China: Chinese varsities top BRICS table

China boasts more top universities than any other emerging economy, according to a ranking that looks beyond the usual suspects in global higher education league tables. The inaugural Times Higher Education BRICS & Emerging Economies Rankings consider universities in Brazil, Russia, India, China and South Africa, as well as 17 other “emerging economies”.

Peking University tops the table, with Tsinghua University  (based in Beijing) second. Four of the top 10 and 23 of the top 100 institutions are Chinese. The next best represented countries are Taiwan (21), India (10), Turkey (seven), then South Africa and Thailand (five each).

According to Ziming Cai, lecturer in human resource management at the University of Nottingham, Chinese universities have enjoyed “huge financial investment” over the past three decades.
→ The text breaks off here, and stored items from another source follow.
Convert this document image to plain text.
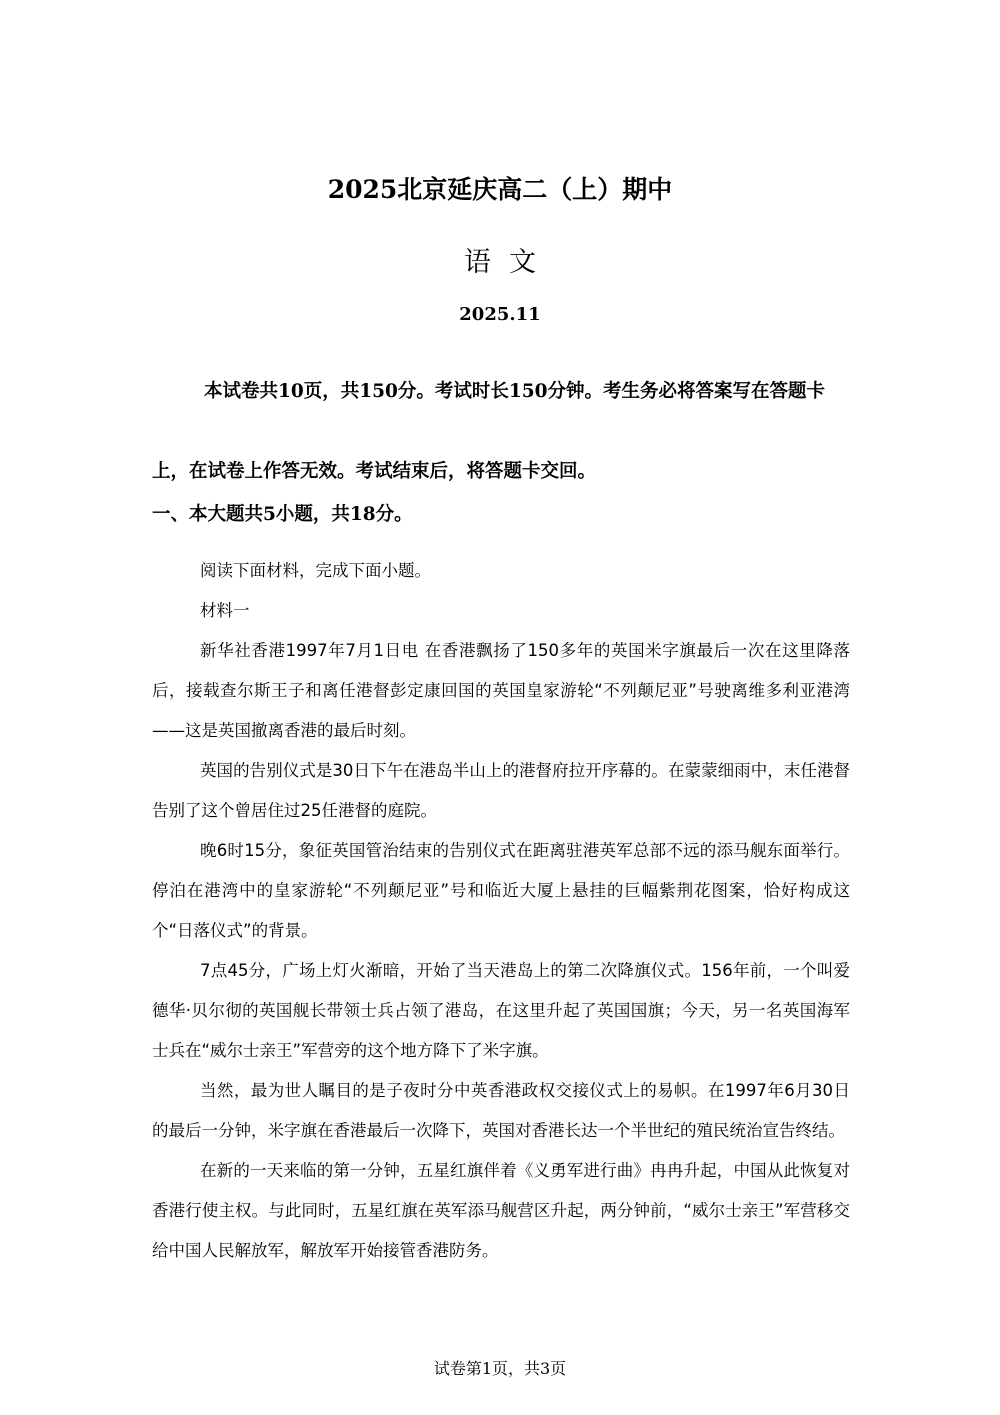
2025北京延庆高二（上）期中
语文
2025.11
本试卷共10页，共150分。考试时长150分钟。考生务必将答案写在答题卡上，在试卷上作答无效。考试结束后，将答题卡交回。
一、本大题共5小题，共18分。

阅读下面材料，完成下面小题。

材料一

新华社香港1997年7月1日电 在香港飘扬了150多年的英国米字旗最后一次在这里降落后，接载查尔斯王子和离任港督彭定康回国的英国皇家游轮“不列颠尼亚”号驶离维多利亚港湾——这是英国撤离香港的最后时刻。

英国的告别仪式是30日下午在港岛半山上的港督府拉开序幕的。在蒙蒙细雨中，末任港督告别了这个曾居住过25任港督的庭院。

晚6时15分，象征英国管治结束的告别仪式在距离驻港英军总部不远的添马舰东面举行。停泊在港湾中的皇家游轮“不列颠尼亚”号和临近大厦上悬挂的巨幅紫荆花图案，恰好构成这个“日落仪式”的背景。

7点45分，广场上灯火渐暗，开始了当天港岛上的第二次降旗仪式。156年前，一个叫爱德华·贝尔彻的英国舰长带领士兵占领了港岛，在这里升起了英国国旗；今天，另一名英国海军士兵在“威尔士亲王”军营旁的这个地方降下了米字旗。

当然，最为世人瞩目的是子夜时分中英香港政权交接仪式上的易帜。在1997年6月30日的最后一分钟，米字旗在香港最后一次降下，英国对香港长达一个半世纪的殖民统治宣告终结。

在新的一天来临的第一分钟，五星红旗伴着《义勇军进行曲》冉冉升起，中国从此恢复对香港行使主权。与此同时，五星红旗在英军添马舰营区升起，两分钟前，“威尔士亲王”军营移交给中国人民解放军，解放军开始接管香港防务。

试卷第1页，共3页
Special funding was set aside to propel 39 of its universities to “top-tier” global status, he says. The government also encouraged Chinese universities to open up to the rest of the world by establishing joint programmes with Western institutions and by pushing academics to publish in international journals.

According to Simon Marginson, professor of international higher education at the Institute of Education, University of London, Chinese universities are “pretty strong” and growing stronger. There were “very few countries” with a per capita gross domestic product below $15,000 (Rs.9.3 lakh) which have done well in global rankings, but China is an “interesting exception”. In comparison, “India hasn’t had 15 years of constant funding”, nor has it benchmarked itself against other countries. This despite some of its metropolitan universities having been established 150 years ago.
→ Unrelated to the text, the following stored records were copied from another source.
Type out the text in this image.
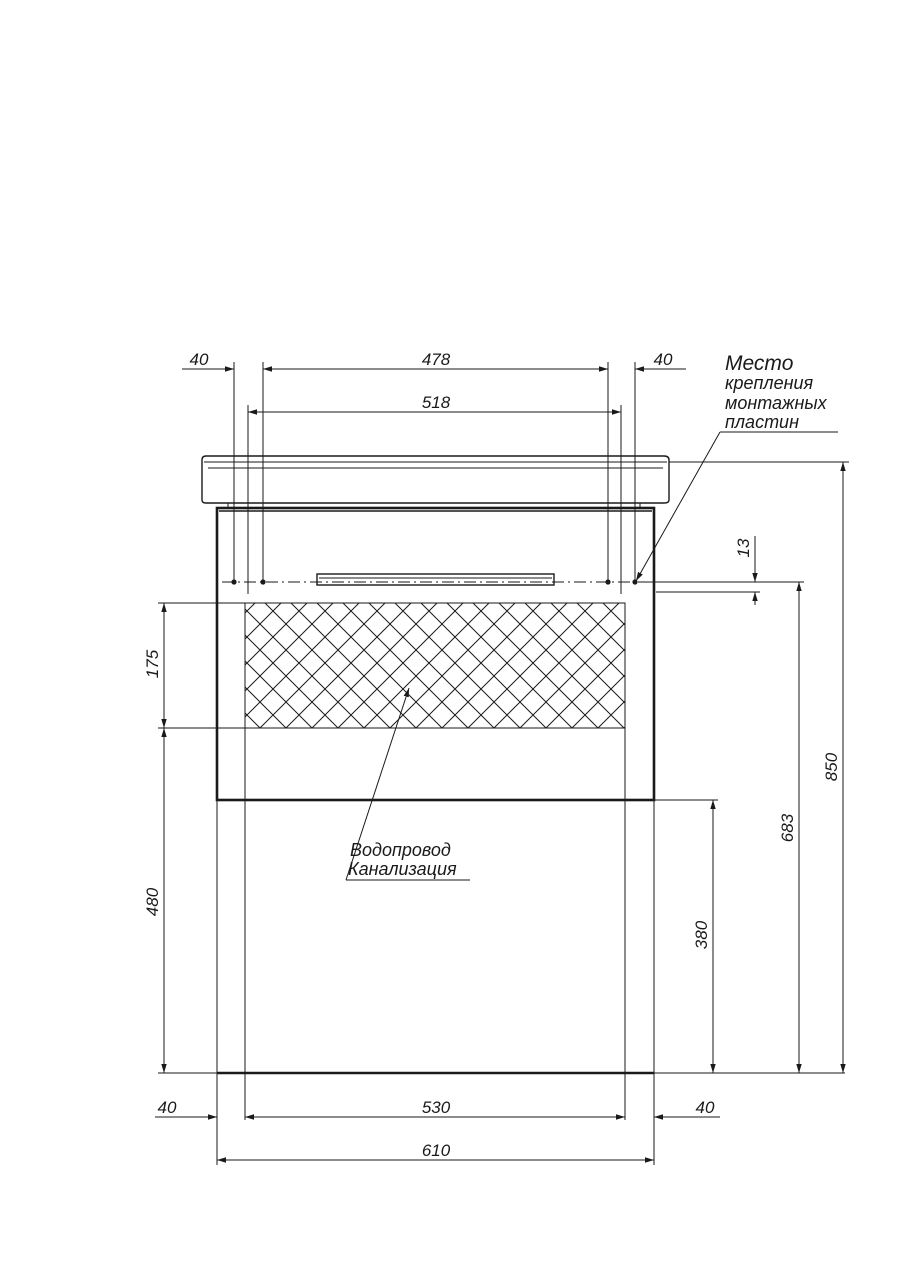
40	478	40
518
Место
крепления
монтажных
пластин
13
175
480
380
683
850
Водопровод
Канализация
40	530	40
610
Russia has only two representatives in the table, fewer than the former Soviet satellite states Poland (four) and the Czech Republic (three). “Russia is in the doldrums,” says Marginson, who argues that its system is “inward-looking” and hampered by the fact that publishing in Russian makes it difficult to disseminate its research worldwide.

Although they were considered in the analysis, no universities from Indonesia, Pakistan, Peru or the Philippines have made the table, which uses the same methodology as the THE World University Rankings 2013-14. Factors considered include scholarly citations, research income and the proportion of foreign students.

The 22 countries analysed are those defined as emerging markets by the FTSE (Financial Times and Stock Exchange) group’s country classification.